Today I hit the big milestone of turning 3-0! This one was hard for me and I don't know why. It isn't about getting "old", I guess it was more about trying to figure out who I am, I thought by the time I was 30 I would know who I am but I am definitely still trying to figure that out. I guess we are always evolving as a person but I can honestly say I have done some major evolving over the last 2 years! haha My 20's have been bittersweet... Some of the most joyous and wonderful things have happened in my life in my 20's and for those things I am beyond blessed. I had never put a "timeline" on my life but I can't believe that by 30, I married my best friend, got our first sweet fur baby and was blessed to have two of the most beautiful children in the world! On the flip side my 20's have been some of the hardest years of my life, I have had struggles and worries and have dealt with some pretty tough issues. Issues I never thought I would have to face, ever. As I look back on my 20's I have to say that I don't regret the path of life I have been down. Are there things that I wish were different, of course? Are there things that I wish I could take back, sure? But really, everything that has happened until now has lead me to where I am today and led me to start figuring out who I am and have a closer relationship with God... how could that be a regret? So as I say farewell to my 20's I wave a hearty goodbye to the hardships and a slow nostalgic goodbye to some of those most wonderful first in my life but I will choose to remember the good and leave the not so good in my 20's. My favorite line that I heard in church lately is "Your past is forgiven and your future is settled!" There is such a peace about that!

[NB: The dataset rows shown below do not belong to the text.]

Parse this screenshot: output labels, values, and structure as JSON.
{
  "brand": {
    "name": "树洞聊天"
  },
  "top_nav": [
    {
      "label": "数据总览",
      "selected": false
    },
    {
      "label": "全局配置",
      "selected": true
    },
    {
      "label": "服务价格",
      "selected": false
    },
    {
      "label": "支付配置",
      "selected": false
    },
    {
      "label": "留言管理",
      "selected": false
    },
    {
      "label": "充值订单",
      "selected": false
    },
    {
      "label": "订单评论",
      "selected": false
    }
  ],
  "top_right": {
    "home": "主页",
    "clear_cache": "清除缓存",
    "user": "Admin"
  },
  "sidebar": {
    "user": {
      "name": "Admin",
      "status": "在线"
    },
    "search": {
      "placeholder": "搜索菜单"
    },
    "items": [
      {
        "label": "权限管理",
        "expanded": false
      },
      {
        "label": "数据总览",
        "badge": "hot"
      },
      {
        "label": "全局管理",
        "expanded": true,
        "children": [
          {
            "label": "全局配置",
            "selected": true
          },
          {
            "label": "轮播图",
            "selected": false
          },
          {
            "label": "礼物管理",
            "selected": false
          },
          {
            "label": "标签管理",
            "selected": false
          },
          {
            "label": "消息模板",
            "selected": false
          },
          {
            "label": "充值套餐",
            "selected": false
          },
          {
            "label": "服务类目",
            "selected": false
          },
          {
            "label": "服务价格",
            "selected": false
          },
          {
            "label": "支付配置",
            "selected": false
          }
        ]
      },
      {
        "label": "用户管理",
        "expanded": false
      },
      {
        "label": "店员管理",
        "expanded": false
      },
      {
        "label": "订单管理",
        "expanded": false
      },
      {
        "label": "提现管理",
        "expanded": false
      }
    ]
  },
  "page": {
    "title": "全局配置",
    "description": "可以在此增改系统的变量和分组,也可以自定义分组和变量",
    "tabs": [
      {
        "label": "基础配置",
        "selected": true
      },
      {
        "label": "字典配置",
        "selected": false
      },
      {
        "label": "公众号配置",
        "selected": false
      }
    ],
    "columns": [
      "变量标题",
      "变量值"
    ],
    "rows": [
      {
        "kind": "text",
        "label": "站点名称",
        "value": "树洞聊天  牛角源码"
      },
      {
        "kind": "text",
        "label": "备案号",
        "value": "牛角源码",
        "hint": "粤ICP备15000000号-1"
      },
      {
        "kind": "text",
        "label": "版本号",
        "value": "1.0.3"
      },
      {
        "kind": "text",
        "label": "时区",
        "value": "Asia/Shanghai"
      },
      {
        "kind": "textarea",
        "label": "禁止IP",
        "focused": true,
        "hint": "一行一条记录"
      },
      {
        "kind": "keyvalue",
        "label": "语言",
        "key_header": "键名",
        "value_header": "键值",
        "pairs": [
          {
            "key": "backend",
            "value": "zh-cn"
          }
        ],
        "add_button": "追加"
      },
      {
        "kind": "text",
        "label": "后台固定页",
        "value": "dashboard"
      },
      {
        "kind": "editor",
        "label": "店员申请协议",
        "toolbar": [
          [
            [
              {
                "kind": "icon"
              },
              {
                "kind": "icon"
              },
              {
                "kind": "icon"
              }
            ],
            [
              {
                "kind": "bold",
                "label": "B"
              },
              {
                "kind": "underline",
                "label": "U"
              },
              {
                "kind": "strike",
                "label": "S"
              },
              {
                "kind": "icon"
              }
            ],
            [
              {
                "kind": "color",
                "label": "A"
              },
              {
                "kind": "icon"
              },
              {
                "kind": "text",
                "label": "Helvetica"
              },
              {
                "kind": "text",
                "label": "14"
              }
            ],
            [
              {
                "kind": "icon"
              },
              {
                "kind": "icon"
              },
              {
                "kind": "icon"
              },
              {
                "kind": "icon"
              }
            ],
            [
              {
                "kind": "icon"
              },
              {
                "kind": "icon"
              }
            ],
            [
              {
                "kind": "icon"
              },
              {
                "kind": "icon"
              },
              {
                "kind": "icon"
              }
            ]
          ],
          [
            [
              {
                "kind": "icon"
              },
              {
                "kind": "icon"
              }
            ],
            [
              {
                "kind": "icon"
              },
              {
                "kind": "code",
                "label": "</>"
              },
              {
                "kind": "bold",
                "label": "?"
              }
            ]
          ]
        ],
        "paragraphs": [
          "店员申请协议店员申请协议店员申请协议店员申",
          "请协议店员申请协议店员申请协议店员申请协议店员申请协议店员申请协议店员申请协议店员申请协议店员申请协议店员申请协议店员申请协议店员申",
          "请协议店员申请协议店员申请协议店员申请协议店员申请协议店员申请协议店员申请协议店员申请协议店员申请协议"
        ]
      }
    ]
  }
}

Tex and I on our wedding day 09/10/2004 |
2 comments:
Absolutely beautiful! You have such a way with words...you should be a writer. Just letting you know I enjoy reading about you & your fairly tale life.
From my eyes....you have accomplished soooo much in 30 years. You are a person I look up to and hope all your excellent qualities continue to rub off on me.
PS- I can't believe Molly was ever that small. So much cuter that way!